In the early 1970s, American psychologists Hal and Sidra Stone created a highly original technique called “Voice Dialogue,” which they explain in detail in their book “Voice Dialogue Manual: Recognizing and Accepting Everything Within Us.” Its main objective is to channel each self through a conscious ego, so that we can get the best out of each of them.
For example, when a “pusher self” encourages us to push ourselves beyond what is healthy, it’s best to let the opposite self, a “lazy self,” apply the emergency brake. In fact, we must be aware that we all have different energetic patterns that we identify with or reject, and each of these selves has its opposite pole, which operates consciously or unconsciously.
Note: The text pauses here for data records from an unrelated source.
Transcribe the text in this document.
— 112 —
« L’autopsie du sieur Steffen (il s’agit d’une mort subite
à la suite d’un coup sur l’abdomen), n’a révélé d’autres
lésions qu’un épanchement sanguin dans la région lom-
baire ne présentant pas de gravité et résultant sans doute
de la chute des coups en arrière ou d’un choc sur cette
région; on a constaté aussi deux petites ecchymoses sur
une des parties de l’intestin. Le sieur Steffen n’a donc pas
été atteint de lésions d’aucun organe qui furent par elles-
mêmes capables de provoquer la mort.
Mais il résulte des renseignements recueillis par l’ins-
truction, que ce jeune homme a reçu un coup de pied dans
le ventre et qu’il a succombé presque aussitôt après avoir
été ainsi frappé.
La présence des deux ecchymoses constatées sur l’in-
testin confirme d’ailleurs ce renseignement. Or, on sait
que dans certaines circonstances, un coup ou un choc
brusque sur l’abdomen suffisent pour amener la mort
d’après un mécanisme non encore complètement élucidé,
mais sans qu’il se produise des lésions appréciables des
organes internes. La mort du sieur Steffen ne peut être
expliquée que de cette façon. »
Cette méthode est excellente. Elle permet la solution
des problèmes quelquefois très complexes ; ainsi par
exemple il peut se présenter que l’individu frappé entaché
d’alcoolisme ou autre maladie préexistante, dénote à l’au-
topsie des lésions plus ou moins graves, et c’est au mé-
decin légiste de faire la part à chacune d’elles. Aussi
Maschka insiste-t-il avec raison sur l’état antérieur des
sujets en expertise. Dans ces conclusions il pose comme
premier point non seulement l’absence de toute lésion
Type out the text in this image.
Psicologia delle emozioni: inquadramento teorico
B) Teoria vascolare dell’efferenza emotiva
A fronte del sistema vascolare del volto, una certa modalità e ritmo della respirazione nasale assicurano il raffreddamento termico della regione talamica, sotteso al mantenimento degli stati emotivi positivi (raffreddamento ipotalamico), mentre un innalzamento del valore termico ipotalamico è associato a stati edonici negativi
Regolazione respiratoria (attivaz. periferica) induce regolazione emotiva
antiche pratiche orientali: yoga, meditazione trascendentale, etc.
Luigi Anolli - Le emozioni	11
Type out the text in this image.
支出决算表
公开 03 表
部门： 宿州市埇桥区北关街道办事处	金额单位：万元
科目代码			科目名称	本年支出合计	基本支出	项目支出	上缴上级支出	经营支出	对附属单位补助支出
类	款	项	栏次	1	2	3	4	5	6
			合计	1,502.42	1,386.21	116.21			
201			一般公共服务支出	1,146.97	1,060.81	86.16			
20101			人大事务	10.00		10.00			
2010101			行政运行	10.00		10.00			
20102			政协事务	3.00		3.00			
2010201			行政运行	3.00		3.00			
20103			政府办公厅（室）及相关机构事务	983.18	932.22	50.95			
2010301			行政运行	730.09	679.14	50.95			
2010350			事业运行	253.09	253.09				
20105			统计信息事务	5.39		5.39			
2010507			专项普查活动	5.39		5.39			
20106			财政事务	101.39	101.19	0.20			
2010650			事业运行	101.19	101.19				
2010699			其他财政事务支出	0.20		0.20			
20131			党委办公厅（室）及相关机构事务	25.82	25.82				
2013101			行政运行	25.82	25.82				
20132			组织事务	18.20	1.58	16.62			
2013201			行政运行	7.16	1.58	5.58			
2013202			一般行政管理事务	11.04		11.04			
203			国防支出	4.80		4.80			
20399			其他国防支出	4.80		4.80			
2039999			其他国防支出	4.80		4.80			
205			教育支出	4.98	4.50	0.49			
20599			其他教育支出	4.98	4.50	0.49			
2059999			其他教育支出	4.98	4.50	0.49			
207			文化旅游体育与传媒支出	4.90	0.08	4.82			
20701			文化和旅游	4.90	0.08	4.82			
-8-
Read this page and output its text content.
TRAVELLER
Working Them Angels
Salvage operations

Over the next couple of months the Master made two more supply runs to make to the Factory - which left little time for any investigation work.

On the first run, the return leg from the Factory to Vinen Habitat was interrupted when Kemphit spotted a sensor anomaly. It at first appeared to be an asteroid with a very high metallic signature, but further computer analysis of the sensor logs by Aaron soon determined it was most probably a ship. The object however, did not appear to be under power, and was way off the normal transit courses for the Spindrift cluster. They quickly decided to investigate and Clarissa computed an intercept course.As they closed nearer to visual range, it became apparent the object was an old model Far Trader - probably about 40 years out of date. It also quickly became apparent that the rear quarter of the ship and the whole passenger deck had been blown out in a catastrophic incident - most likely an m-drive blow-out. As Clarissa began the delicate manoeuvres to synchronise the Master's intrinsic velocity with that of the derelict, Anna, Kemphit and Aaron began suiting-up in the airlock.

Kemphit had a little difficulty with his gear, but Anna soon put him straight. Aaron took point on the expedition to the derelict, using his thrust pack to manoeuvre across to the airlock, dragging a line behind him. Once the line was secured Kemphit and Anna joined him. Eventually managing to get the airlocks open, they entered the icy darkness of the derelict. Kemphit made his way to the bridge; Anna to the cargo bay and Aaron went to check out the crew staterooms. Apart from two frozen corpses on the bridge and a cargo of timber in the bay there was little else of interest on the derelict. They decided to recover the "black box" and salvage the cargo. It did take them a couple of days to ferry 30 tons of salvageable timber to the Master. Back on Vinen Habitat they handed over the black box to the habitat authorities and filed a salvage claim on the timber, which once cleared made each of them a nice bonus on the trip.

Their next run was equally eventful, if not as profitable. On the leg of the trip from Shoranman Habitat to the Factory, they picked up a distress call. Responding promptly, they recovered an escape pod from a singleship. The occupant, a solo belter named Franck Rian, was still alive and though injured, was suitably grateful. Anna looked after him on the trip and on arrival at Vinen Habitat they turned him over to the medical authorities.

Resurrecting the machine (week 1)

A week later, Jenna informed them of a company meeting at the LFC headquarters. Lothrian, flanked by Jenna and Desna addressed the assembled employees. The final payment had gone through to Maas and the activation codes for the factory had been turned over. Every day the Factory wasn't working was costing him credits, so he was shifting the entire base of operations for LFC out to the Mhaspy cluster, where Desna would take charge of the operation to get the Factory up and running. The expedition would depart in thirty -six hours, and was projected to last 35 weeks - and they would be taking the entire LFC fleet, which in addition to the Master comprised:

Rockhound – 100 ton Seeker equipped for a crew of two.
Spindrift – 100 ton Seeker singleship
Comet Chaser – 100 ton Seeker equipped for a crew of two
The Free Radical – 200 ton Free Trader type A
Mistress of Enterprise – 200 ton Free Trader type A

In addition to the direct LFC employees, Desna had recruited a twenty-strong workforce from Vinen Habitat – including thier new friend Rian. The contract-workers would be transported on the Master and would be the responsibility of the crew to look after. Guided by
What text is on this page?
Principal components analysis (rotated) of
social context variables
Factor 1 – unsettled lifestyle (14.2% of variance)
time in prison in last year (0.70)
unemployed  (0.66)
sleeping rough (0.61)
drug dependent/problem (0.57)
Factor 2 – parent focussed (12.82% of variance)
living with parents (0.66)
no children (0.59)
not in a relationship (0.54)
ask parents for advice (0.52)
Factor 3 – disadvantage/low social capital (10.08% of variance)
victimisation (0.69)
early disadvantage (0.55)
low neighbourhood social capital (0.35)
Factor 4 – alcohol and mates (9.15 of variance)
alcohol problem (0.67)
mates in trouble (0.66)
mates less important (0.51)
Through Voice Dialogue, we can become aware of this multiplicity of selves and make meaningful choices in our lives. It is a tool that increases our self-awareness and involves a process of internal transformation.
With this technique, the psychologist has direct access to subpersonalities, can separate them from the overall personality, and deal with them as distinct psychic units. In this way, they can discover the different selves without the interference of the protective/controlling self, which acts as a repressive critic.
Furthermore, since each of these subpersonalities experiences life differently, they can provide us with new perspectives on the problems we face or encourage us to live more fulfilling lives. At the same time, by embracing our disowned selves, we accept all parts of ourselves and can take real control, helping us break free from those toxic relationship patterns.
Reference:
Stone, H. & Stone, S. L. (2014) Manual del Diálogo de Voces. Barcelona: Editorial Eleftheria.